Geffner hitchhiked from New York City to Portland in 1978 after his job selling cotton candy for Ringling Bros. and Barnum Bailey grew stale. He'd wanted to relocate somewhere sunny but found himself happy in Portland despite the drizzle. "I couldn't believe how beautiful it was," he says.
For $150 a month, Geffner rented a two-bedroom apartment at Southeast 14th Avenue and Madison Street. He got a day job teaching kids with behavioral problems in Gresham, but always the hustling entrepreneur, he also converted his bike into an ice cream cart and started slinging frozen treats on the side. Geffner's ice cream earnings soon exceeded his teaching salary.
"I just knew I couldn't do things the standard way," says Geffner. "I knew I had to find a niche and do something a little differently. The status quo wasn't going to work for me."
New York's Lower East Side, Geffner's home before Portland, was lined with places where people from all walks of life ate side by side—something he saw lacking in Portland. "There was a place where the rich went, a place where the poor went, where punk kids went, but there wasn't a place where everyone went," he says.
Geffner set out to fill that void with a pizza joint named for a B-grade 1981 action flick. In the movie, one-eyed hero Snake Plissken (Kurt Russell) must rescue the president of the United States from a Manhattan that's been walled into a prison. Geffner borrowed the title as a reference to his own exodus from Gotham, and like the movie, his pizzeria quickly earned a loyal cult following. When it opened, people queued around the block.

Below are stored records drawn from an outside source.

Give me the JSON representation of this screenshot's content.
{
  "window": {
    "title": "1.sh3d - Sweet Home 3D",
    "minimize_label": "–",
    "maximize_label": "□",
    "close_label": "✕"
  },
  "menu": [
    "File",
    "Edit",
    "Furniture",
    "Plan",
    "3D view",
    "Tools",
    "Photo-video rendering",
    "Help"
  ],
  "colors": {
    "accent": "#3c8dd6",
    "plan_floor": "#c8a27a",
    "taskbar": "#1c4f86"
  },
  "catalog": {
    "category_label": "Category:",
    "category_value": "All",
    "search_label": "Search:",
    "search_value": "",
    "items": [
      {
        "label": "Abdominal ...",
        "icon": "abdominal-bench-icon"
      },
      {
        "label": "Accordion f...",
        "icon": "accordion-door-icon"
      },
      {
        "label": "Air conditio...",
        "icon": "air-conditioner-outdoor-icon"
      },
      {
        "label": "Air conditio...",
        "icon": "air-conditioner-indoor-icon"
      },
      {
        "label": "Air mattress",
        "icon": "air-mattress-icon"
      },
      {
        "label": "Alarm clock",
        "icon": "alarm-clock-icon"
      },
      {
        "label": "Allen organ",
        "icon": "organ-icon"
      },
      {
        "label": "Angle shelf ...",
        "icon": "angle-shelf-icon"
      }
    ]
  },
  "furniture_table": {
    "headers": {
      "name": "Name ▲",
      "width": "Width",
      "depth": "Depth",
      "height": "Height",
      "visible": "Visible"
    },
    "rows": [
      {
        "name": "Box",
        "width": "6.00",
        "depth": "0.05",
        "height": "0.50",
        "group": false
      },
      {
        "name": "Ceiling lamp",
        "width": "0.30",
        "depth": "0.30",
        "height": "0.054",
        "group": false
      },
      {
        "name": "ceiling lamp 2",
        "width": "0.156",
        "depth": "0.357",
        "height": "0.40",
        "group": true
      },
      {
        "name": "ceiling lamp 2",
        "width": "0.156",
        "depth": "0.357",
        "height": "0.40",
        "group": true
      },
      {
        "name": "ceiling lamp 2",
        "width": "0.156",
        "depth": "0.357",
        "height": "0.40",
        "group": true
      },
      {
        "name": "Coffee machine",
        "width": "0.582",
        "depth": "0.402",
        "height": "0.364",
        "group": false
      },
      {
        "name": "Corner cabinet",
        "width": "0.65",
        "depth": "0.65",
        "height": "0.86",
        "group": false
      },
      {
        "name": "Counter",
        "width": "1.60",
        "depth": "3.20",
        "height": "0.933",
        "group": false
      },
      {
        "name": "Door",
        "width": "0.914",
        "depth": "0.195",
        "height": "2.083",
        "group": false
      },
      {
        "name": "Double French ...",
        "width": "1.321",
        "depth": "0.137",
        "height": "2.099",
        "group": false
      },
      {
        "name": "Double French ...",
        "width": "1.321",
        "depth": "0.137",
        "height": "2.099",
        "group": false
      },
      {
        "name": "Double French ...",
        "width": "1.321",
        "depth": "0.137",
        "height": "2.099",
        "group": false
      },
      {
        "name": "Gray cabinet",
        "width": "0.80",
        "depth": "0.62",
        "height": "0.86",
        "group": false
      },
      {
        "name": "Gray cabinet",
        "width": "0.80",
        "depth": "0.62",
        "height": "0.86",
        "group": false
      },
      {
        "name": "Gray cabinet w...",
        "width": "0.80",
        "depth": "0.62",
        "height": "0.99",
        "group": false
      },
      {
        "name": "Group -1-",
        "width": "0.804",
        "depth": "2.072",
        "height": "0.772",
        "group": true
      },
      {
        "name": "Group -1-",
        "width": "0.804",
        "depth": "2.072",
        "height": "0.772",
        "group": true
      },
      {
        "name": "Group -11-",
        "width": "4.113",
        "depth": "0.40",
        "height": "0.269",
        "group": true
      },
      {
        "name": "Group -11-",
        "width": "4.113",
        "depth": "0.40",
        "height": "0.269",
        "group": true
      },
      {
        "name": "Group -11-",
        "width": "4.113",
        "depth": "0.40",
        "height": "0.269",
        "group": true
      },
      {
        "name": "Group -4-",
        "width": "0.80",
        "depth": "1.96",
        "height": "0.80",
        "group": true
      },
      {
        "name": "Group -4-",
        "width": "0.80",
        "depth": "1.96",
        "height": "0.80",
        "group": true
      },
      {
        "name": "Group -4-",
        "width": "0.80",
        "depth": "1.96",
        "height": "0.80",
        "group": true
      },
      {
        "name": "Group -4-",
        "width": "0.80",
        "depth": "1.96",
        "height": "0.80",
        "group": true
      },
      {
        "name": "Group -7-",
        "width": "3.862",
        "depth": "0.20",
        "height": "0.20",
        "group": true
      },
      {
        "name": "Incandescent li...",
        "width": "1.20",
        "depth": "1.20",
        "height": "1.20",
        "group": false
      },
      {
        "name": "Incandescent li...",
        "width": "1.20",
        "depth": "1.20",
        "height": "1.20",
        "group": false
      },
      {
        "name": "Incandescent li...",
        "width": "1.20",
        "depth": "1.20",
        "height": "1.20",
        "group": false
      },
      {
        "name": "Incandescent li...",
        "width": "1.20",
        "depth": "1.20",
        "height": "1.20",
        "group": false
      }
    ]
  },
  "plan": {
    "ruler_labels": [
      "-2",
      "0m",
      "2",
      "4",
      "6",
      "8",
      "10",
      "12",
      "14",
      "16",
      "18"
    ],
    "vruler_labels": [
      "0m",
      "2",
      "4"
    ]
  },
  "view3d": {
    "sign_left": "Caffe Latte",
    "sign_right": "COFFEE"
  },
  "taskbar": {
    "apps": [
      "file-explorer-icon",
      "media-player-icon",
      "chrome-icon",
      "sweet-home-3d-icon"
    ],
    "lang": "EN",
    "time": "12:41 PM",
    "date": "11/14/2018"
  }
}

The restaurant's significance extends beyond pizza. Before Northwest 23rd Avenue was invaded by upscale chain stores in the '90s, the street was an eclectic cultural center of independent businesses, and Geffner's shop was a hub. Elliott Smith and Courtney Love dropped in for slices, and it was not uncommon for Geffner to spearhead impromptu parades and parties. Today, both a Pottery Barn and Pottery Barn Bed and Bath have sprouted, and the iconic Music Millennium record store has been vacated. But Escape From New York still proudly abides, as both an anchoring destination and a reminder of what the street once was.
Reflecting on his 31 years in the city, Geffner says, "I would like Portland to not keep growing, be more human and less business and go, go, go. But it's not anybody's place to say, 'I want this place to stay the same.'"
Even as Portland continues its evolution at breakneck pace, Escape From New York has stayed uncannily, comfortingly the same.